Di ujung ruangan, ada satu piano berdebu, gitar listrik yang di gantung. Sedang di sisi lemari, ada gitarnya yang kemarin dia sumbangkan untuk sekolah, Raffa sudah tidak butuh. Padahal setahun lalu, Raffa rela tidak jajan tiga bulan lebih demi benda keren tersebut. Lelaki itu mengulum senyum miris.
"Kata pak Jagat, latihannya di tambah. Empat kali seminggu. Gue cuma mau minta persetujuan lo lagi. Yang lain udah setuju." Firman nyengir, menepuk punggung Raffa. "Lo gak keberatan, kan, Raf?"
Firman tengah berbicara tentang basket, yang akhir-akhir ini Raffa hindari.
"Soalnya. Minggu depan udah turnamen, pak Jagat mau mastiin kalau kita bener-bener udah siap." Sambung Firman lagi.
"Gue keluar aja gimana?" Mendengar kalimat pertanyaan itu sukses membuat Firman terkejut.
"HAH? seriusan lo?" Beo Firman seakan tidak percaya. Dia menatap Raffa seolah-olah menunggu kalau kalimat sahabatnya itu hanya bualan semata.
Raffa nampak menimang-nimang. Memangnya orang bodoh mana yang tidak suka dengan basket? Tapi Raffa harus apa jika sudah..
"Bilangin pak Jagat ya, Fir. Gue keluar, hari ini gue gak ikut latihan lagi." Dan akhirnya hanya itu yang bisa Raffa katakan saat hendak beranjak, tapi Firman menahannya dengan kesal, sekaligus terkejut karena keputusan itu.
"Gak! Gue gak setuju! Lo apa-apaan, sih, Raf?" Nada Lelaki itu naik satu oktaf. Tangannya meremas lengan Raffa dengan keras. "Lo kalau ada apa-apa cerita sama gue! Jangan mutusin hal yang enggak-enggak!"
"Gue cuma mau keluar kenapa lo yang sensi, sih?" Salak Raffa menghentak tangan Firman. Suasana tegang itu kembali menyita perhatian yang lain, kepala mereka serentak menoleh pada dua orang di ambang pintu.
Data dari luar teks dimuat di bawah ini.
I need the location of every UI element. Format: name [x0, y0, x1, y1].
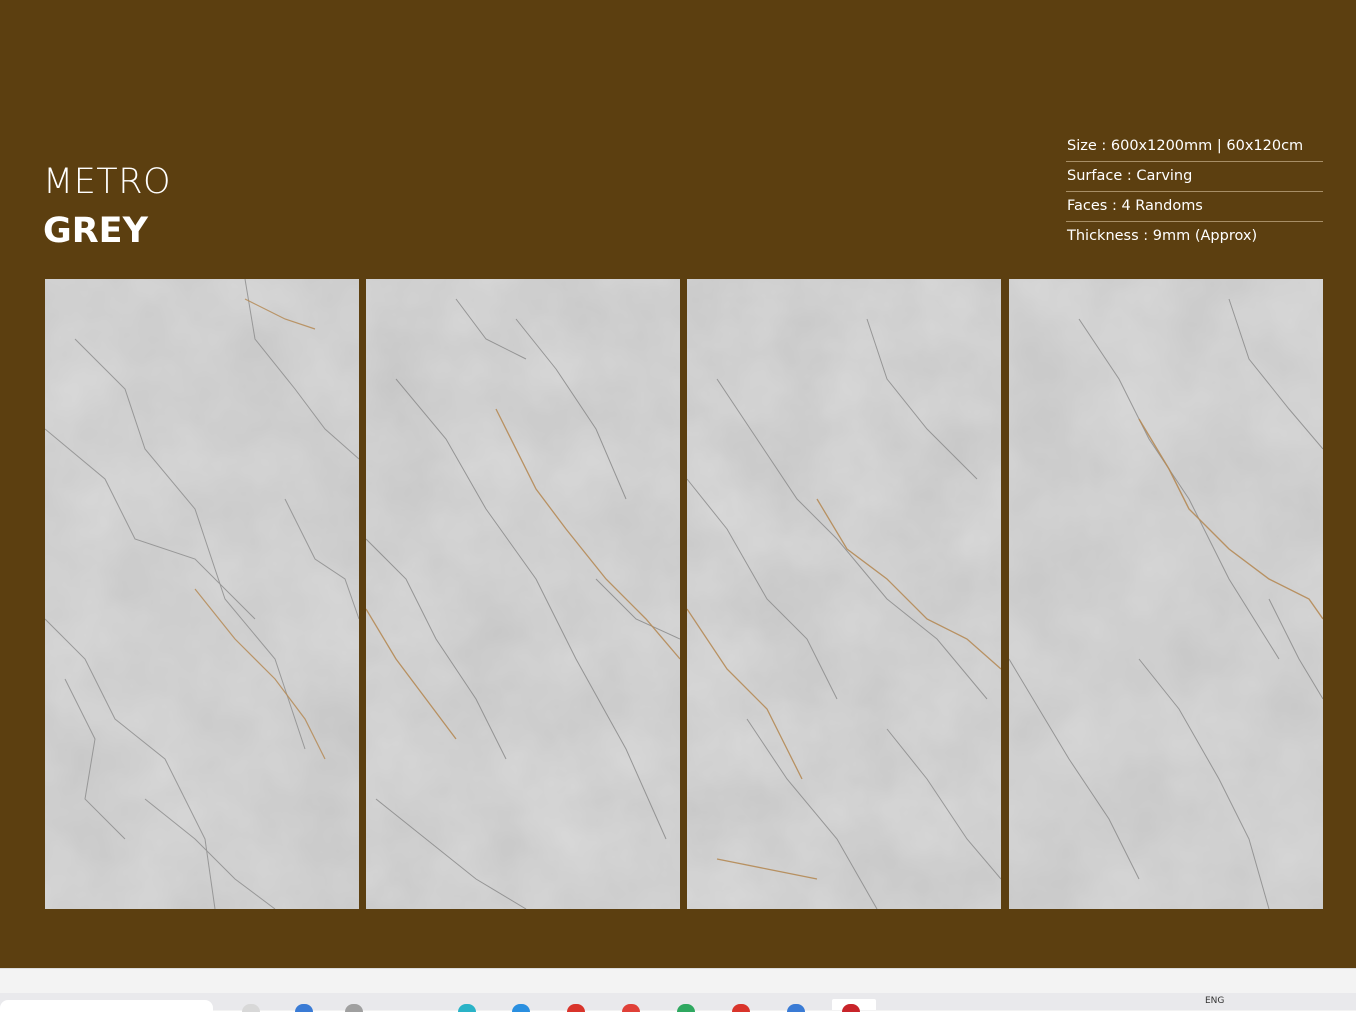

"Alasan lo keluar kenapa gue tanya?!" Tanya Firman dengan urat menonjol di lehernya.
"Jawab gue, bangsat!" Firman menarik kerah seragam sahabatnya itu karena kesal tidak mendapatkan jawaban. Tatapan mereka bertemu, membuat Raffa sedikit kesulitan bernafas. Dia menarik tangan Firman dengan kuat, membuat Firman mundur dengan nafas tidak beratur karena amarah.
"Gue gak suka lo ikut campur." Ucap Raffa dengan nada ketus. Kemudian kepalanya menoleh, menatap siswa-siswi yang menatap mereka. Memanggil salah satunya, "Nindya,"
Si pemilik nama menegang. Takut-takut menatap Kakak kelas di depannya yang baru saja berseteru, "I-iya, Kak?" Tanyanya terbata. Dia takut melihat Firman yang nampak hendak meledak.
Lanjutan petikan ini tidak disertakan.